Today there’s lots of information readily available about gibberellic acid (GA) on the Internet so I will not go into details of its discovery, history in research and horticulture, etc. Suffice to say, GA is a naturally-occurring chemical (actually, many different types of gibberellins have been discovered) found in plants that, in low concentrations, promotes seed germination in some species.

My interest in using GA began with experiments to quicken and synchronize the germination of ‘iliahi (sandalwood). Later, I discovered it was also effective on Scaevola species (naupaka). Based on earlier studies by others and my experiments, I settled on treating seeds with a 0.05% - 0.1% solution of GA (i.e., 50 - 100 mg per 100 mL). I normally soak the seeds in a shallow GA solution in the same manner as I soak seeds in tapwater (see above) for five or more days. After 1-3 days of soaking, I discard the old solution, gently wash the seeds, and place the seeds back in a fresh GA solution. Since GA affects embryo metabolism, you want to make sure the GA is actually getting to the embryo. Therefore, for seeds with a thick seedcoat or surrounding endocarp such as ‘iliahi, I scar the seeds before soaking.

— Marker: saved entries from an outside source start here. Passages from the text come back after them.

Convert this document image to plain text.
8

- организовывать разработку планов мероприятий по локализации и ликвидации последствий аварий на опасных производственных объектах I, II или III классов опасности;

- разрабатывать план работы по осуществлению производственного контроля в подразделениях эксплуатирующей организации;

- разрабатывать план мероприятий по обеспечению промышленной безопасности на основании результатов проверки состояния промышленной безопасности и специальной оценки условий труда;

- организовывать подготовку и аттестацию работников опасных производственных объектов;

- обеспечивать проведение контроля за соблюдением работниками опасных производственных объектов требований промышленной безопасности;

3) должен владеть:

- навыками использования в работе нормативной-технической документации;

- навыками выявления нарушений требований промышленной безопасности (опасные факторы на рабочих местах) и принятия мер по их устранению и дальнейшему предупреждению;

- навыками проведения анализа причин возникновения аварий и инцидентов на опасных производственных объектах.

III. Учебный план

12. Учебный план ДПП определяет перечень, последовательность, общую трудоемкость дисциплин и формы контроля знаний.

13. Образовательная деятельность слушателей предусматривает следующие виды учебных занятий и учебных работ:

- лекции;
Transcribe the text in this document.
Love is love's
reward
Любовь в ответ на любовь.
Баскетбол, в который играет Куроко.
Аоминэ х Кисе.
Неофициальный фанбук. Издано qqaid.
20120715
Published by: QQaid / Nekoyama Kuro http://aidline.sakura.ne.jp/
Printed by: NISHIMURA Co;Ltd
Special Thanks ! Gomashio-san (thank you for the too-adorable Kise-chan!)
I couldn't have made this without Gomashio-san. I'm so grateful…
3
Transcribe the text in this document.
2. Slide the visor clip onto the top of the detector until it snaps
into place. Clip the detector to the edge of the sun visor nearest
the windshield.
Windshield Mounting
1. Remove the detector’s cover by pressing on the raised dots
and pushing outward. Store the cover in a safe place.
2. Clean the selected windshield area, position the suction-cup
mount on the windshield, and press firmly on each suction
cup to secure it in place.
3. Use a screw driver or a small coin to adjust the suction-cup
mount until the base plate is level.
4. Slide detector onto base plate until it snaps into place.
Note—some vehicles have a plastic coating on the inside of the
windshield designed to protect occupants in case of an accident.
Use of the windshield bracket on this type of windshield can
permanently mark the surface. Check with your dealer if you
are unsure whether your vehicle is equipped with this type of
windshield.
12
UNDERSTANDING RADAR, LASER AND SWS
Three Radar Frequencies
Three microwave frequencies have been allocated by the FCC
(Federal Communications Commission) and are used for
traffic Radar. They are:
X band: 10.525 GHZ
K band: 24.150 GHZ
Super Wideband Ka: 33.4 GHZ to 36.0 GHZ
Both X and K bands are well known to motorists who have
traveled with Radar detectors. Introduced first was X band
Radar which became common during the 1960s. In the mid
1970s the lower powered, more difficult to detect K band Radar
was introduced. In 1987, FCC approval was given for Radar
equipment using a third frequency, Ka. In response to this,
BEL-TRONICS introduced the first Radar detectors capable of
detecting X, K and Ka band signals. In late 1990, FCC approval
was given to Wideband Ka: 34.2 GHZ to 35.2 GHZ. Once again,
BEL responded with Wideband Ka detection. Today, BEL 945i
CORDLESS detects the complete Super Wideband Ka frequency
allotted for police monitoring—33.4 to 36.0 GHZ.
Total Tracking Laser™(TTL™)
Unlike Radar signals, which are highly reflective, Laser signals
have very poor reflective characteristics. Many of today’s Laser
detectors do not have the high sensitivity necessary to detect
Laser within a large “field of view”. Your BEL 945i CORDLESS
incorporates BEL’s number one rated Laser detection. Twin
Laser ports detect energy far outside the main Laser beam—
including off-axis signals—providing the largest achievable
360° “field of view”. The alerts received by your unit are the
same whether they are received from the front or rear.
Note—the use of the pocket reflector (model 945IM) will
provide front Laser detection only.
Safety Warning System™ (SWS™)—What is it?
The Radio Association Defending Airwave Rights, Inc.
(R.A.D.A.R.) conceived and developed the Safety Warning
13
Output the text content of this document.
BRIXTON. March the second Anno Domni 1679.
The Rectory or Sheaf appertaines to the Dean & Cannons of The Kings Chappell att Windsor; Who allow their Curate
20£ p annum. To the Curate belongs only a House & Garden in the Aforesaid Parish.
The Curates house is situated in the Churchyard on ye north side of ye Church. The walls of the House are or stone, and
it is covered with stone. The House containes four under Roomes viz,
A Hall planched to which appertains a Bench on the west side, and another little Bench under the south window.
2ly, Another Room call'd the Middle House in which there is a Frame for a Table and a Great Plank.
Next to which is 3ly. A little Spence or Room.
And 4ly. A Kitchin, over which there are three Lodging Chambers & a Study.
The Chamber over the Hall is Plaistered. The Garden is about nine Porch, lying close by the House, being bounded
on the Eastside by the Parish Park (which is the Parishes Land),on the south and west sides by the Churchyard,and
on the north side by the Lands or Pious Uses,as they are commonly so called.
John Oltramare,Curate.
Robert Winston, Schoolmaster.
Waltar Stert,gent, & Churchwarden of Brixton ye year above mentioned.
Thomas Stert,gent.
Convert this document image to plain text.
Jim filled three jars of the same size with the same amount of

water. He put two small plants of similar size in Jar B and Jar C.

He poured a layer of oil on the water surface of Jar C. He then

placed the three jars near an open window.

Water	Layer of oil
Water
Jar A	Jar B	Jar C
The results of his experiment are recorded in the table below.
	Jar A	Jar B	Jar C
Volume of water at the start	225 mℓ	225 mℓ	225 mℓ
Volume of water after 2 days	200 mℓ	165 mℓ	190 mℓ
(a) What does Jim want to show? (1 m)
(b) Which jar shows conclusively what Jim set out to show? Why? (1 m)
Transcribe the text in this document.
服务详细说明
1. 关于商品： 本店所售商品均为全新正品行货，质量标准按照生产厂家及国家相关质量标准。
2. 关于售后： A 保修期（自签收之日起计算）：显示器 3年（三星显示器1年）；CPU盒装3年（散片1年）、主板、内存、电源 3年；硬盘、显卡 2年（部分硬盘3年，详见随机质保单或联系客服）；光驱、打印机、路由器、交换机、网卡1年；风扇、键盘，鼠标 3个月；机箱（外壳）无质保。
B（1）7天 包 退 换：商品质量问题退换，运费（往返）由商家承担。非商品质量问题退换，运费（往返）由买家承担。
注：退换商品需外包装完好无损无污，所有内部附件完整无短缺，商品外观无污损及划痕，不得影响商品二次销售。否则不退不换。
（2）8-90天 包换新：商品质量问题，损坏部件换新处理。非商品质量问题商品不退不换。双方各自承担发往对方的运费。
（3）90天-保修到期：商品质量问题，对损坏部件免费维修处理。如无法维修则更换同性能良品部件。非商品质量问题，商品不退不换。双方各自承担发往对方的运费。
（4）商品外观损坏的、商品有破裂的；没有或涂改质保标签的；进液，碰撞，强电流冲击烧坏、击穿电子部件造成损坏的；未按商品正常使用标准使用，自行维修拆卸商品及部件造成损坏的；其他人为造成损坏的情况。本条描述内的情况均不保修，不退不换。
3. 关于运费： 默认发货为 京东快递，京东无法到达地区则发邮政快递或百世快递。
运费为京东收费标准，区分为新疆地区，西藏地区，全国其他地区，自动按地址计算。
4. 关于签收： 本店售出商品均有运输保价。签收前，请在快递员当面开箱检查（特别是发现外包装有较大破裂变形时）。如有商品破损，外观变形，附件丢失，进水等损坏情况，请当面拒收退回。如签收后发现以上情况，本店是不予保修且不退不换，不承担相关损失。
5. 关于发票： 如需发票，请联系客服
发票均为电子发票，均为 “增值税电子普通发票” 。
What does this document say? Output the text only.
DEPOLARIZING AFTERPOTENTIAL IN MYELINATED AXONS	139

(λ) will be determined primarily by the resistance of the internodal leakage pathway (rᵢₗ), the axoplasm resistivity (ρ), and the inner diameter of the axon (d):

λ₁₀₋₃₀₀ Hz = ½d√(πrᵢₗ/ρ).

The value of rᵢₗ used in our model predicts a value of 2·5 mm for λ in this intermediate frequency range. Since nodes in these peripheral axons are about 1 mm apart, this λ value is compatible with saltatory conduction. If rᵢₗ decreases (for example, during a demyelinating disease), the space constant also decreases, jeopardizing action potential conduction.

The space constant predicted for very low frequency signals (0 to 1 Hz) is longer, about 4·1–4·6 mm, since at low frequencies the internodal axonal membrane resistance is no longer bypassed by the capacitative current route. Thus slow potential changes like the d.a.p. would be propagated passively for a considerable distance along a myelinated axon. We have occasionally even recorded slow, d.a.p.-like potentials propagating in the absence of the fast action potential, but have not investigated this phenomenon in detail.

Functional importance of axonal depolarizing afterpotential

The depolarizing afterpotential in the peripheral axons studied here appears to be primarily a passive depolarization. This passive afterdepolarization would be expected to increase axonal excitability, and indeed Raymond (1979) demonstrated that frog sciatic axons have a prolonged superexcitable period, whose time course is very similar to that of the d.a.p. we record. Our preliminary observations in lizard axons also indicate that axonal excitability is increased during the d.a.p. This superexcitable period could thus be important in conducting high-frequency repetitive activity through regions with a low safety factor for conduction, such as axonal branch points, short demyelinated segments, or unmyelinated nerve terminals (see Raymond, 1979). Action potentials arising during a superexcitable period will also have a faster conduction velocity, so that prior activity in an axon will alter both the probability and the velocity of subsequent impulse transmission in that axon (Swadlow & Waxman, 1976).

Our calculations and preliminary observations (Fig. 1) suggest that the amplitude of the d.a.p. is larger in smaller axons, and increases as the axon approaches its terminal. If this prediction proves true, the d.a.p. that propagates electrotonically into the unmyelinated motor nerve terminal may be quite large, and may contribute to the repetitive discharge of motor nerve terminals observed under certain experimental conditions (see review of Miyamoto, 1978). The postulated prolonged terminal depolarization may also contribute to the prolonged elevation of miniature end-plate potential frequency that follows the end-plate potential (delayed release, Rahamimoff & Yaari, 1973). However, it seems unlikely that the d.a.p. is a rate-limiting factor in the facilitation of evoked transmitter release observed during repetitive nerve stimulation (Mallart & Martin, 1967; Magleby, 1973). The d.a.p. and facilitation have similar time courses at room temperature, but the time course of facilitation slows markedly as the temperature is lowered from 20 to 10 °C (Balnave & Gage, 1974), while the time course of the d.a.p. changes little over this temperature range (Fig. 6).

You can buy GA online from several suppliers. I generally buy a small amount (i.e., 1-10 g) of highly concentrated powder (e.g., 90%) and store it in my freezer rather than buying premade solutions that have a limited shelflife. Because GA is effective at very low concentrations, making GA solutions requires a sensitive scale to accurately weigh out the GA. Fortunately, metric scales accurate to 1 mg (0.001 g) are much cheaper today ($100 or less) than they were back when I started my GA experiments. Unfortunately, this decrease in price is most likely due to the illegal drug market. (It’s probably best to just smile and laugh when visitors to your home or nursery see the scale and think you might be supplementing your income by selling drugs.) The GA normally takes some time and stirring to dissolve completely. You can hasten this by first dissolving the GA in a very small volume of alcohol before adding water to achieve the correct concentration of solution.

Embryo Extraction

Sometimes the seedcoat either physically prevents the seed’s embryo from absorbing moisture or contains germination-inhibiting chemicals. One way to get around this is to remove the seedcoat and sow just the embryo. Of course, for this shortcut to be successful, you have to be very careful not to damage the embryo during extraction, and sow the embryo in sterile or pathogen-free media. Applying a light coating to or dipping the embryo in bactericide, fungicide and/or sulfur can protect it before and while it is germinating. Of course, this shortcut requires some surgical practice and considerable time, so it’s not really practical for large numbers of seeds. I have use embryo extraction with good success for Nesoluma and Sapindus.


Ā ā Ē ē Ī ī Ō ō Ū ū

Steps in embryo extraction of Lonomea (Sapindus oahuensis) embryo (Top to Bottom): scar & soak seed, remove most of outer leathery seedcoat, remove most of inner papery seedcoat, remove embryo from remaining seedcoats.